Na decisão, datada de 5 de abril, o Tribunal Administrativo e Fiscal de Aveiro ordena "o encerramento da unidade fabril da Executada Massa Insolvente da Alcides Branco & Cª, SA, com exceção da unidade de refinação e embalamento, até à proleção da decisão final" da ação principal que decorre no mesmo tribunal, refere a Lusa.

Segundo fonte do município, o tribunal terá sido "sensível aos relatos de continuidade de maus cheiros provocados pela unidade fabril, reportados pela Comissão de Acompanhamento que fiscaliza a laboração da fábrica".

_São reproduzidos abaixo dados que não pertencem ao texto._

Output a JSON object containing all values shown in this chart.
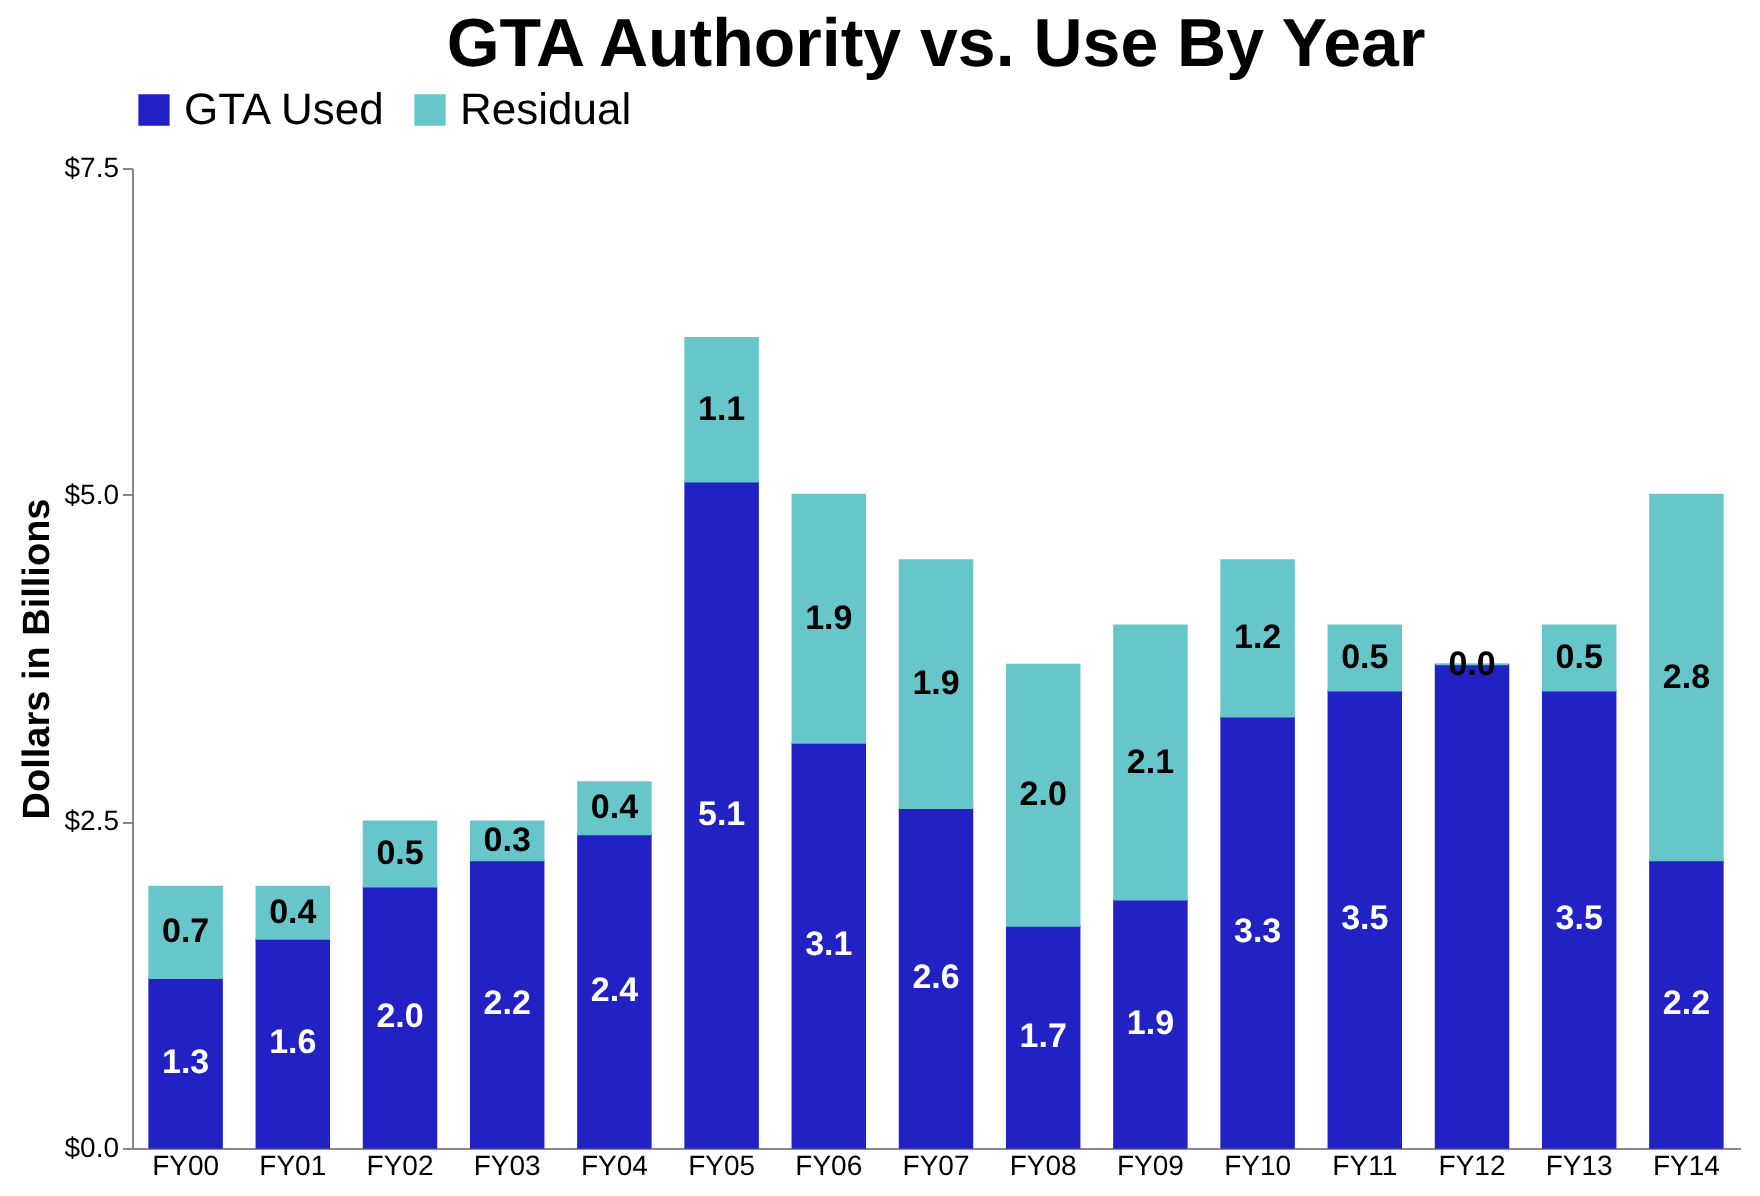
{
  "chart_data": {
    "type": "bar",
    "title": "GTA Authority vs. Use By Year",
    "ylabel": "Dollars in Billions",
    "categories": [
      "FY00",
      "FY01",
      "FY02",
      "FY03",
      "FY04",
      "FY05",
      "FY06",
      "FY07",
      "FY08",
      "FY09",
      "FY10",
      "FY11",
      "FY12",
      "FY13",
      "FY14"
    ],
    "stacked": true,
    "legend": "top",
    "grid": false,
    "ylim": [
      0,
      7.5
    ],
    "yticks": [
      {
        "value": 0,
        "label": "$0.0"
      },
      {
        "value": 2.5,
        "label": "$2.5"
      },
      {
        "value": 5,
        "label": "$5.0"
      },
      {
        "value": 7.5,
        "label": "$7.5"
      }
    ],
    "series": [
      {
        "name": "GTA Used",
        "color": "#2222c4",
        "values": [
          1.3,
          1.6,
          2.0,
          2.2,
          2.4,
          5.1,
          3.1,
          2.6,
          1.7,
          1.9,
          3.3,
          3.5,
          3.7,
          3.5,
          2.2
        ],
        "value_labels": [
          "1.3",
          "1.6",
          "2.0",
          "2.2",
          "2.4",
          "5.1",
          "3.1",
          "2.6",
          "1.7",
          "1.9",
          "3.3",
          "3.5",
          null,
          "3.5",
          "2.2"
        ]
      },
      {
        "name": "Residual",
        "color": "#66c6ca",
        "values": [
          0.7,
          0.4,
          0.5,
          0.3,
          0.4,
          1.1,
          1.9,
          1.9,
          2.0,
          2.1,
          1.2,
          0.5,
          0.0,
          0.5,
          2.8
        ],
        "value_labels": [
          "0.7",
          "0.4",
          "0.5",
          "0.3",
          "0.4",
          "1.1",
          "1.9",
          "1.9",
          "2.0",
          "2.1",
          "1.2",
          "0.5",
          "0.0",
          "0.5",
          "2.8"
        ]
      }
    ]
  }
}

Não é a primeira vez que empresa é acusada de poluição

Em outubro de 2014, a empresa já tinha sido forçada a suspender temporariamente a sua atividade, por decisão do Ministério da Economia, através da Direção Regional de Economia do Centro, na sequência da interposição de uma providência cautelar por parte da Câmara Municipal da Mealhada, interposta também nessa altura no Tribunal Administrativo e Fiscal de Aveiro.

Ao mesmo tempo, a Câmara avançou com uma ação judicial contra a unidade fabril depois de, durante o verão desse ano, "ter recebido inúmeras queixas da população, de ter visto uma equipa abandonar o Centro de Estágios do Luso por não aguentar os cheiros e os fumos que se faziam sentir e por ter tido conhecimento do incumprimento de vários requisitos legais para a manutenção da licença provisória por parte da empresa".

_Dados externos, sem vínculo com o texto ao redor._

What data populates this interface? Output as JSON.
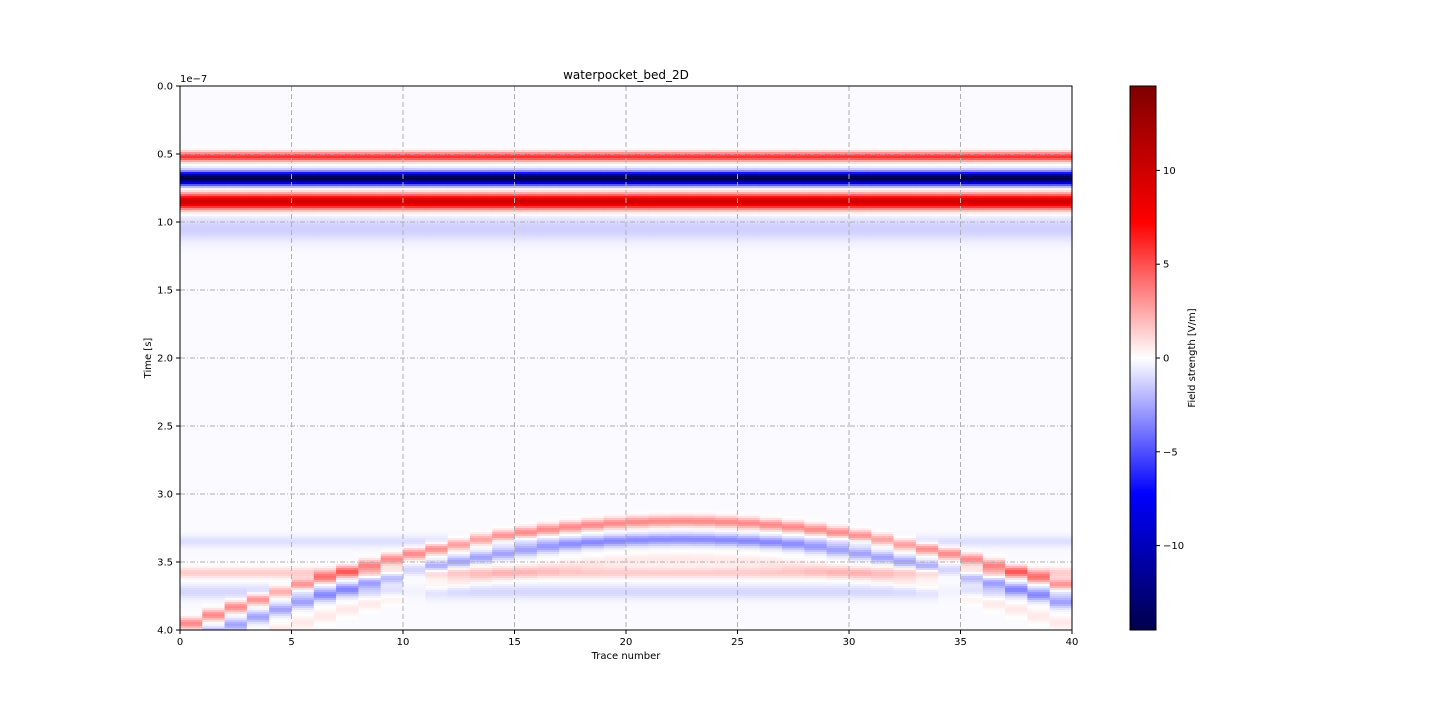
{
  "chart_data": {
    "type": "heatmap",
    "title": "waterpocket_bed_2D",
    "xlabel": "Trace number",
    "ylabel": "Time [s]",
    "y_offset_text": "1e−7",
    "xlim": [
      0,
      40
    ],
    "ylim": [
      4.0,
      0.0
    ],
    "y_inverted": true,
    "x_ticks": [
      0,
      5,
      10,
      15,
      20,
      25,
      30,
      35,
      40
    ],
    "x_tick_labels": [
      "0",
      "5",
      "10",
      "15",
      "20",
      "25",
      "30",
      "35",
      "40"
    ],
    "y_ticks": [
      0.0,
      0.5,
      1.0,
      1.5,
      2.0,
      2.5,
      3.0,
      3.5,
      4.0
    ],
    "y_tick_labels": [
      "0.0",
      "0.5",
      "1.0",
      "1.5",
      "2.0",
      "2.5",
      "3.0",
      "3.5",
      "4.0"
    ],
    "grid": true,
    "n_traces": 40,
    "colormap": "seismic",
    "colormap_stops": [
      "#00004c",
      "#0000ff",
      "#ffffff",
      "#ff0000",
      "#7f0000"
    ],
    "colorbar": {
      "label": "Field strength [V/m]",
      "range": [
        -14.5,
        14.5
      ],
      "ticks": [
        10,
        5,
        0,
        -5,
        -10
      ],
      "tick_labels": [
        "10",
        "5",
        "0",
        "−5",
        "−10"
      ]
    },
    "direct_wave": {
      "description_units": "time in 1e-7 s, amplitude in V/m",
      "components": [
        {
          "t": 0.52,
          "amp": 6.0,
          "width": 0.035
        },
        {
          "t": 0.68,
          "amp": -14.5,
          "width": 0.045
        },
        {
          "t": 0.85,
          "amp": 10.0,
          "width": 0.055
        },
        {
          "t": 1.05,
          "amp": -1.2,
          "width": 0.09
        }
      ]
    },
    "hyperbola": {
      "apex_trace": 22.5,
      "apex_time": 3.2,
      "velocity_traces_per_unit": 60,
      "components": [
        {
          "dt": 0.0,
          "amp": 3.5,
          "width": 0.04
        },
        {
          "dt": 0.13,
          "amp": -2.5,
          "width": 0.04
        },
        {
          "dt": 0.28,
          "amp": 0.8,
          "width": 0.05
        }
      ]
    },
    "bed_reflection": {
      "components": [
        {
          "t": 3.35,
          "amp": -0.8,
          "width": 0.04
        },
        {
          "t": 3.58,
          "amp": 1.6,
          "width": 0.04
        },
        {
          "t": 3.72,
          "amp": -1.0,
          "width": 0.05
        }
      ]
    }
  }
}
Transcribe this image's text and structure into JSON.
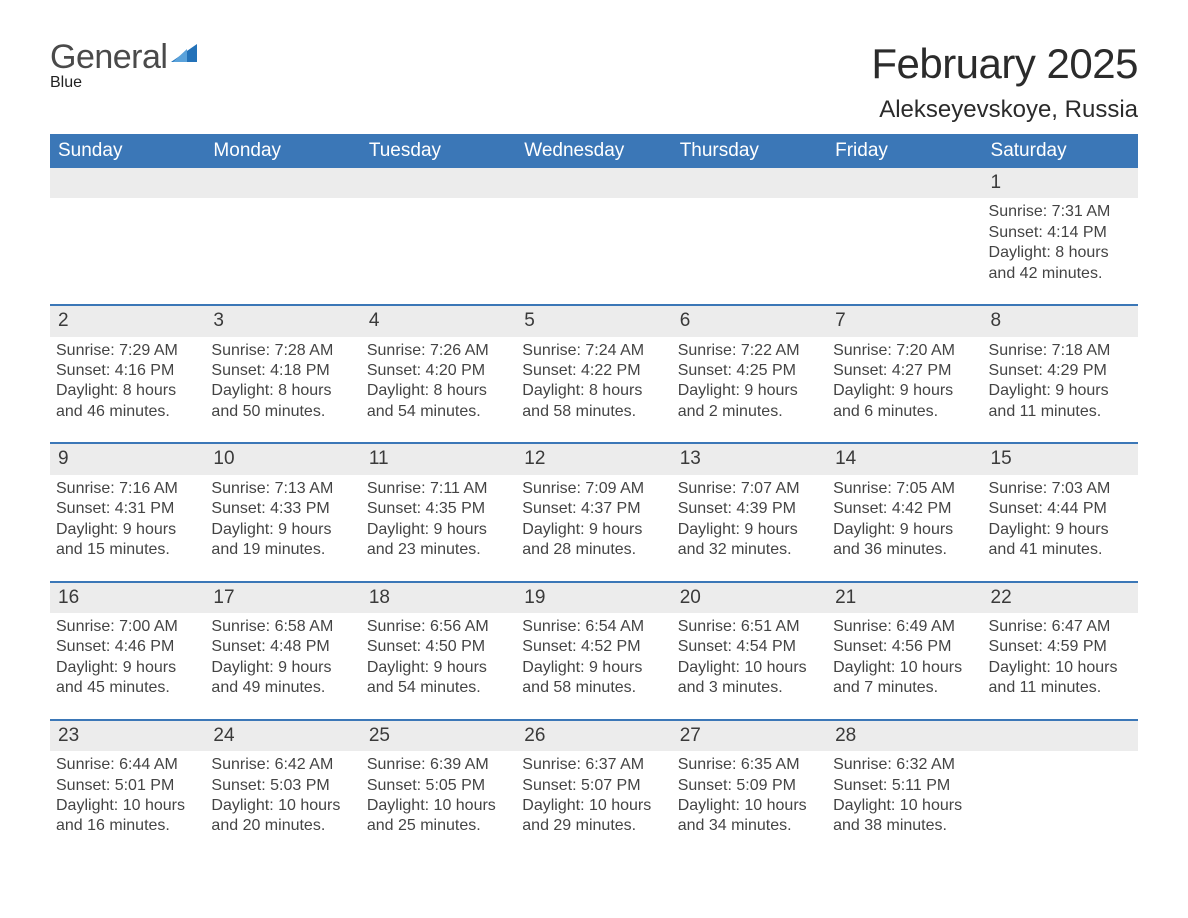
{
  "brand": {
    "word1": "General",
    "word2": "Blue"
  },
  "title": "February 2025",
  "location": "Alekseyevskoye, Russia",
  "colors": {
    "header_bg": "#3b77b7",
    "brand_blue": "#2372b9",
    "row_gray": "#ececec",
    "rule": "#3b77b7",
    "text": "#222222",
    "white": "#ffffff"
  },
  "weekday_headers": [
    "Sunday",
    "Monday",
    "Tuesday",
    "Wednesday",
    "Thursday",
    "Friday",
    "Saturday"
  ],
  "layout": {
    "first_weekday_index": 6,
    "days_in_month": 28,
    "cell_font_size_pt": 12,
    "header_font_size_pt": 14,
    "title_font_size_pt": 32
  },
  "days": [
    {
      "n": 1,
      "sunrise": "7:31 AM",
      "sunset": "4:14 PM",
      "daylight_h": 8,
      "daylight_m": 42
    },
    {
      "n": 2,
      "sunrise": "7:29 AM",
      "sunset": "4:16 PM",
      "daylight_h": 8,
      "daylight_m": 46
    },
    {
      "n": 3,
      "sunrise": "7:28 AM",
      "sunset": "4:18 PM",
      "daylight_h": 8,
      "daylight_m": 50
    },
    {
      "n": 4,
      "sunrise": "7:26 AM",
      "sunset": "4:20 PM",
      "daylight_h": 8,
      "daylight_m": 54
    },
    {
      "n": 5,
      "sunrise": "7:24 AM",
      "sunset": "4:22 PM",
      "daylight_h": 8,
      "daylight_m": 58
    },
    {
      "n": 6,
      "sunrise": "7:22 AM",
      "sunset": "4:25 PM",
      "daylight_h": 9,
      "daylight_m": 2
    },
    {
      "n": 7,
      "sunrise": "7:20 AM",
      "sunset": "4:27 PM",
      "daylight_h": 9,
      "daylight_m": 6
    },
    {
      "n": 8,
      "sunrise": "7:18 AM",
      "sunset": "4:29 PM",
      "daylight_h": 9,
      "daylight_m": 11
    },
    {
      "n": 9,
      "sunrise": "7:16 AM",
      "sunset": "4:31 PM",
      "daylight_h": 9,
      "daylight_m": 15
    },
    {
      "n": 10,
      "sunrise": "7:13 AM",
      "sunset": "4:33 PM",
      "daylight_h": 9,
      "daylight_m": 19
    },
    {
      "n": 11,
      "sunrise": "7:11 AM",
      "sunset": "4:35 PM",
      "daylight_h": 9,
      "daylight_m": 23
    },
    {
      "n": 12,
      "sunrise": "7:09 AM",
      "sunset": "4:37 PM",
      "daylight_h": 9,
      "daylight_m": 28
    },
    {
      "n": 13,
      "sunrise": "7:07 AM",
      "sunset": "4:39 PM",
      "daylight_h": 9,
      "daylight_m": 32
    },
    {
      "n": 14,
      "sunrise": "7:05 AM",
      "sunset": "4:42 PM",
      "daylight_h": 9,
      "daylight_m": 36
    },
    {
      "n": 15,
      "sunrise": "7:03 AM",
      "sunset": "4:44 PM",
      "daylight_h": 9,
      "daylight_m": 41
    },
    {
      "n": 16,
      "sunrise": "7:00 AM",
      "sunset": "4:46 PM",
      "daylight_h": 9,
      "daylight_m": 45
    },
    {
      "n": 17,
      "sunrise": "6:58 AM",
      "sunset": "4:48 PM",
      "daylight_h": 9,
      "daylight_m": 49
    },
    {
      "n": 18,
      "sunrise": "6:56 AM",
      "sunset": "4:50 PM",
      "daylight_h": 9,
      "daylight_m": 54
    },
    {
      "n": 19,
      "sunrise": "6:54 AM",
      "sunset": "4:52 PM",
      "daylight_h": 9,
      "daylight_m": 58
    },
    {
      "n": 20,
      "sunrise": "6:51 AM",
      "sunset": "4:54 PM",
      "daylight_h": 10,
      "daylight_m": 3
    },
    {
      "n": 21,
      "sunrise": "6:49 AM",
      "sunset": "4:56 PM",
      "daylight_h": 10,
      "daylight_m": 7
    },
    {
      "n": 22,
      "sunrise": "6:47 AM",
      "sunset": "4:59 PM",
      "daylight_h": 10,
      "daylight_m": 11
    },
    {
      "n": 23,
      "sunrise": "6:44 AM",
      "sunset": "5:01 PM",
      "daylight_h": 10,
      "daylight_m": 16
    },
    {
      "n": 24,
      "sunrise": "6:42 AM",
      "sunset": "5:03 PM",
      "daylight_h": 10,
      "daylight_m": 20
    },
    {
      "n": 25,
      "sunrise": "6:39 AM",
      "sunset": "5:05 PM",
      "daylight_h": 10,
      "daylight_m": 25
    },
    {
      "n": 26,
      "sunrise": "6:37 AM",
      "sunset": "5:07 PM",
      "daylight_h": 10,
      "daylight_m": 29
    },
    {
      "n": 27,
      "sunrise": "6:35 AM",
      "sunset": "5:09 PM",
      "daylight_h": 10,
      "daylight_m": 34
    },
    {
      "n": 28,
      "sunrise": "6:32 AM",
      "sunset": "5:11 PM",
      "daylight_h": 10,
      "daylight_m": 38
    }
  ]
}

Em julho de 2015, autarquia e a Alcides Branco chegaram a acordo que suspendeu a providência cautelar interposta pela primeira, que pedia o encerramento da unidade.

O acordo, com a validade de sentença, uma vez que foi homologado pelo tribunal, estabelecia diversas condições para a continuidade da laboração da fábrica, entra elas a constituição de uma Comissão, que acompanharia a atividade da fábrica e reportaria imediatamente a existência de maus cheiros, dando à Alcides Branco 36 horas para corrigir a situação.

No caso da repetição de maus cheiros, o acordo estabelecia que a unidade interromperia a atividade até à decisão final da ação principal.

A Comissão (que integra responsáveis da câmara, dos bombeiros, da junta de freguesia do Luso, o delegado de saúde, um representante da GNR e um munícipe indicado pela empresa) acabou por ter de se reunir com urgência um par de vezes, depois de o mau cheiro provocado pela queima de resíduos (sobretudo baganha) ter voltado a assolar a freguesia.

"Acho incompreensível uma empresa não acautelar as questões ambientais e continuar a laborar sabendo que está a prejudicar os munícipes, a freguesia e o concelho", frisa Rui Marqueiro, lembrando que o processo se arrasta há 12 anos.

A Lusa tentou por diversas vezes ouvir a posição dos responsáveis da fábrica, mas ainda não o conseguiu.